Mikita Brottman at The American Scholar:
I now see Austen as a very dark writer and Mansfield Park as her darkest work, a book full of sexual repression and unconscious conflict, with no forgiveness or redemption for anyone who dares struggle against the social code. The world of taffeta and lace exists only on the surface; underneath it, these well-bred young women are trapped like rats. This fact is made most vivid in the scene where Fanny joins a party of friends and family on their visit to Sotherton Court, the home of her cousin Maria Bertram’s wealthy but deathly boring fiancé, James Rushworth, whose extensive grounds include a bowling green, lawns bounded by high walls, pheasants, a wilderness, a terrace walk, iron palisades, and a small wood.
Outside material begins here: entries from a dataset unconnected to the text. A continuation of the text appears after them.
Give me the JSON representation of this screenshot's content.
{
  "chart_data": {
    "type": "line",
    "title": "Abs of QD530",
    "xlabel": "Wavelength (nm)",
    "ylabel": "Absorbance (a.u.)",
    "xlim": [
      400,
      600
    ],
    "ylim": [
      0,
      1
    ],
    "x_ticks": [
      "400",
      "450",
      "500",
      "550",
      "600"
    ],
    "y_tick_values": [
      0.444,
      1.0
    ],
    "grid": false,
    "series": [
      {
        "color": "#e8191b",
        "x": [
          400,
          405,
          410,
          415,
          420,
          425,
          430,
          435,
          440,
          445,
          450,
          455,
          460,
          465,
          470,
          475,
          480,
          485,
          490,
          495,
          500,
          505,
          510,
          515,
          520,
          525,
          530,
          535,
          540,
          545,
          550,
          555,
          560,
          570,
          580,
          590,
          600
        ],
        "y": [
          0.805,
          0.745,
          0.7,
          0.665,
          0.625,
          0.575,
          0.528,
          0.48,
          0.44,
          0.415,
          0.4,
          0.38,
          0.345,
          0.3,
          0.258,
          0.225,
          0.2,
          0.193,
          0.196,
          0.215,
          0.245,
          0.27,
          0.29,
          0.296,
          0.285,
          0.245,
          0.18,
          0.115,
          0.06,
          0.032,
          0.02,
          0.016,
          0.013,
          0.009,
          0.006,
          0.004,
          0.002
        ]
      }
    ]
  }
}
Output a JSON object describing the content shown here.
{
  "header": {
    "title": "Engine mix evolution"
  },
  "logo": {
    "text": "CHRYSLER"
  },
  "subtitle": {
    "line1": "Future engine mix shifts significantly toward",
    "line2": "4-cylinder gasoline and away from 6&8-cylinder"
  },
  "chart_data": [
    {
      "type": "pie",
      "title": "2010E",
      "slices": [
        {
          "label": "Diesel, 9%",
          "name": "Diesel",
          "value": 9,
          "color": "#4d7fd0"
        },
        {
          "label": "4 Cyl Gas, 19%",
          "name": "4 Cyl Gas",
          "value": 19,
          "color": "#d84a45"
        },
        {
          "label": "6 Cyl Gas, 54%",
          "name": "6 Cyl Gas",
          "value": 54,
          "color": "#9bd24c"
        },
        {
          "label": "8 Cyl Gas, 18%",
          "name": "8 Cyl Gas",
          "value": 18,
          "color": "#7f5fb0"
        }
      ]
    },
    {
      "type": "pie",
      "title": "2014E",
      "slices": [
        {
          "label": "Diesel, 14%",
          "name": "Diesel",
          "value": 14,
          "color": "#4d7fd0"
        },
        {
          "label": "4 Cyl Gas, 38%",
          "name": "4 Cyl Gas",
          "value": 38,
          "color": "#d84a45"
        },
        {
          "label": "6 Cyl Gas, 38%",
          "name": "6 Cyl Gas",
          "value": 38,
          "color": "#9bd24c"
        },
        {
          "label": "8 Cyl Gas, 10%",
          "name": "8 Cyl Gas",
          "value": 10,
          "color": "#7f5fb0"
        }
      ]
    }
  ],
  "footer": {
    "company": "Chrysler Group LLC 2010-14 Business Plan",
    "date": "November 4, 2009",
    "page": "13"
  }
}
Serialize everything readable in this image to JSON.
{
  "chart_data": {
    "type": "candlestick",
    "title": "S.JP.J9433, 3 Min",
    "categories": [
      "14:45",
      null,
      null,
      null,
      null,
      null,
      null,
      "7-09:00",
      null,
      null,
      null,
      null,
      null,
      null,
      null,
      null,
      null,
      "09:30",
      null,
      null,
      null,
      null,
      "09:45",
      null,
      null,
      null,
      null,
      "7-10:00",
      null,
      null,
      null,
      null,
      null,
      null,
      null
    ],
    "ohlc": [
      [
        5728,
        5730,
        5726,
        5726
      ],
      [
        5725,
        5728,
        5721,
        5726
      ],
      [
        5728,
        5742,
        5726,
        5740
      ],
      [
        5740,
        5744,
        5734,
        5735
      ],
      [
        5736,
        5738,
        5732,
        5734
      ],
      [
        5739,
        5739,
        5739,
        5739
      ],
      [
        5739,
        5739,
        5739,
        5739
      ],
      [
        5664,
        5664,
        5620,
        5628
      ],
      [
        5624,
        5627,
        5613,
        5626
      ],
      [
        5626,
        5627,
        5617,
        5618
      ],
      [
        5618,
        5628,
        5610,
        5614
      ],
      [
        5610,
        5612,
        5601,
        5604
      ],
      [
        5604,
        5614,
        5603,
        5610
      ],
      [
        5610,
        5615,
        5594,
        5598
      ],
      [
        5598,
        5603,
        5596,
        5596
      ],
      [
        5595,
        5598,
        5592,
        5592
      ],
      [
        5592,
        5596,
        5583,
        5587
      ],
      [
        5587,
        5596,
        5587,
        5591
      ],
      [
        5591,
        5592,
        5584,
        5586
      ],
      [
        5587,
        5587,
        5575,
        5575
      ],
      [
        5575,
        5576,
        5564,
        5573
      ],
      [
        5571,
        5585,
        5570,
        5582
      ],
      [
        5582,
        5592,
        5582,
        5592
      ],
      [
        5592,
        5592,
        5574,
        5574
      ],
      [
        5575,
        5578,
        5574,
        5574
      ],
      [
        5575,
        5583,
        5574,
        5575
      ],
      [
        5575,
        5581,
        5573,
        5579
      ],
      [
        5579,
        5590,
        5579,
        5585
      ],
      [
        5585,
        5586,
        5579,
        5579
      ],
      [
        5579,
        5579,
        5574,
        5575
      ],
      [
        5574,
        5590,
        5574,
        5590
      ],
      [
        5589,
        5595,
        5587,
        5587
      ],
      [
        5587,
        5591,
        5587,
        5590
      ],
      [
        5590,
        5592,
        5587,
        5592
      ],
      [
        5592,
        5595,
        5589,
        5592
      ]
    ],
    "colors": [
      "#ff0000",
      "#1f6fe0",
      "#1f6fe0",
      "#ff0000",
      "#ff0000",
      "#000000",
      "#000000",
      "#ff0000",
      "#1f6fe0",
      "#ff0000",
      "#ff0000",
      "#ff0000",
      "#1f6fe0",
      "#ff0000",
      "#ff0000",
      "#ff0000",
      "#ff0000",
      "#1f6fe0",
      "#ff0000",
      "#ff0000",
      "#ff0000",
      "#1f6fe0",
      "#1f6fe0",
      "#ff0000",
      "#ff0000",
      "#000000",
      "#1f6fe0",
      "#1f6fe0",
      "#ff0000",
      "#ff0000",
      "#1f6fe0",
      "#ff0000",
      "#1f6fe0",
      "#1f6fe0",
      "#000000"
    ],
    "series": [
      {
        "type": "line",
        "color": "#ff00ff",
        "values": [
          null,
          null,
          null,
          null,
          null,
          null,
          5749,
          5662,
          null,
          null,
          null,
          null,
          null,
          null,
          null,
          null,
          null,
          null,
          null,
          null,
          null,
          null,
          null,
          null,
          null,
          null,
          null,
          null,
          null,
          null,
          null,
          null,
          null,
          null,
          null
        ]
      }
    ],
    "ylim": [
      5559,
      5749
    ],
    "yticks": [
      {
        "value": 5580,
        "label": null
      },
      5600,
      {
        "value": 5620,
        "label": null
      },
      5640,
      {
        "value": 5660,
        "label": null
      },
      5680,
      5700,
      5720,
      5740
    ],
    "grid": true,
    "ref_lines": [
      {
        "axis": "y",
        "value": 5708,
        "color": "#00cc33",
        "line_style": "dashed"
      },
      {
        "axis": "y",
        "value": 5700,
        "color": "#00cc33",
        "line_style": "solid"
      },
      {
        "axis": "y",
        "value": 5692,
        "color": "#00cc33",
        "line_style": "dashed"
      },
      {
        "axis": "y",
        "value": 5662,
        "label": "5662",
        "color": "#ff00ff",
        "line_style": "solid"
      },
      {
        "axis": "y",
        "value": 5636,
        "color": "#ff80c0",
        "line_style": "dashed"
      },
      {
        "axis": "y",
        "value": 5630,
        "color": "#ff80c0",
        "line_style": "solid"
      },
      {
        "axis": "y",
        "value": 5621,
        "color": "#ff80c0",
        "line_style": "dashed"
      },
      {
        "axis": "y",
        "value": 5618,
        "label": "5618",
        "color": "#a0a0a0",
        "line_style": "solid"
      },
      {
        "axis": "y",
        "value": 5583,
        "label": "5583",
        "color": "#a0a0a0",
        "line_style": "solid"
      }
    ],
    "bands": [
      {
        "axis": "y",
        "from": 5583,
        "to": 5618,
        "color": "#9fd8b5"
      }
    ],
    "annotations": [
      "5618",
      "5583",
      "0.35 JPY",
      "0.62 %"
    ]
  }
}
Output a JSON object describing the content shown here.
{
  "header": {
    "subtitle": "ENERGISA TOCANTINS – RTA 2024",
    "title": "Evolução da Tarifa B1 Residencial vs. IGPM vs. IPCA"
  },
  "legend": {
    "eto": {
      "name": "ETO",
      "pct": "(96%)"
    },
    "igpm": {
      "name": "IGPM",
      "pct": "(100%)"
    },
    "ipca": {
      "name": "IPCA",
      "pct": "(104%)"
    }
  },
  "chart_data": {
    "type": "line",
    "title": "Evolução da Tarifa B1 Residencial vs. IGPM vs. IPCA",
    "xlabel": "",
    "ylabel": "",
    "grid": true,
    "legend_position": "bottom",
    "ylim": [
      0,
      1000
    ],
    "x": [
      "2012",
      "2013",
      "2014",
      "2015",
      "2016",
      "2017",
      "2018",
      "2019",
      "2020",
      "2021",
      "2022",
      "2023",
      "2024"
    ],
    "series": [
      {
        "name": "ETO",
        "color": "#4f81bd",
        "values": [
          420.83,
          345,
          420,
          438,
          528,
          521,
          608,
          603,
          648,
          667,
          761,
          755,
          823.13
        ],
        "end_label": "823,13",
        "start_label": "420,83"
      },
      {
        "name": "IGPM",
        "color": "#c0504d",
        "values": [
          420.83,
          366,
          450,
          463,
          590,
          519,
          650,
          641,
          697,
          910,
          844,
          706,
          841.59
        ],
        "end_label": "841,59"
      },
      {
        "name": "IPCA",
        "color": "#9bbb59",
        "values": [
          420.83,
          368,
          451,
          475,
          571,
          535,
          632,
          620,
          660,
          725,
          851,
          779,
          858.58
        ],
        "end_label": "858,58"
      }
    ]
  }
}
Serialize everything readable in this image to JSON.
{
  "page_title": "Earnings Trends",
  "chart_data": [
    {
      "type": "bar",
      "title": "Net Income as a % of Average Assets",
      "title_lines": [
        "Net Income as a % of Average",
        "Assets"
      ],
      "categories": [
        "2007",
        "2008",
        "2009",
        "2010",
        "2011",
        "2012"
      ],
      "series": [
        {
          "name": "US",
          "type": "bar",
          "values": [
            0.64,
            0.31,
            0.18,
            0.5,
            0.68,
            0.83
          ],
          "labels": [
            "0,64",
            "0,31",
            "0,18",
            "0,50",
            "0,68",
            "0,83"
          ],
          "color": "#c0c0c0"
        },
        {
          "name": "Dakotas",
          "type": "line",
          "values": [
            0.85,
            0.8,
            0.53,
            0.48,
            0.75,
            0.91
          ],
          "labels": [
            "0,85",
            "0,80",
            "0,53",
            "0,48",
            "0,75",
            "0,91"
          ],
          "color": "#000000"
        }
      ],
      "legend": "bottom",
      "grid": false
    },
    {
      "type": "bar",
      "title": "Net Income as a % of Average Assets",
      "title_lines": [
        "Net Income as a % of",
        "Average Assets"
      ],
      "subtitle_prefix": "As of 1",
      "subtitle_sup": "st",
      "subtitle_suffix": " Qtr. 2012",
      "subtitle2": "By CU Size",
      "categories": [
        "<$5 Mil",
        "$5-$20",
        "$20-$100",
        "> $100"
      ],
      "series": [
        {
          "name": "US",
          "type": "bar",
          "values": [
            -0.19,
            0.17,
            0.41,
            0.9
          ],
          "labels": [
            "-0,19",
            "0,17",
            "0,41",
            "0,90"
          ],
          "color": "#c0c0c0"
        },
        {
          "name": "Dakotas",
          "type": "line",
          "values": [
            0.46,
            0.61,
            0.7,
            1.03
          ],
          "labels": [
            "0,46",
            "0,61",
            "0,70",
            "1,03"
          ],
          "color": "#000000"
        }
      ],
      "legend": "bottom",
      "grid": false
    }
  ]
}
The layout of the scene and its psychology are closely interlinked. As usual, everyone in the party forgets about frail Fanny, who, exhausted by the summer heat (she should have been grateful it was above zero and not raining), spends most of the afternoon on a garden bench beside a ha-ha—a type of sunken ditch used to separate cultivated garden areas from open parkland. A small bridge crosses the ha-ha, on the far side of which is a locked gate. From her seat on the bench, Fanny waits and watches everyone’s behavior with mounting agitation. At one point, she overhears Maria flirtatiously asking their neighbor, the handsome Henry Crawford, whether he thinks she’s as lively as her sister.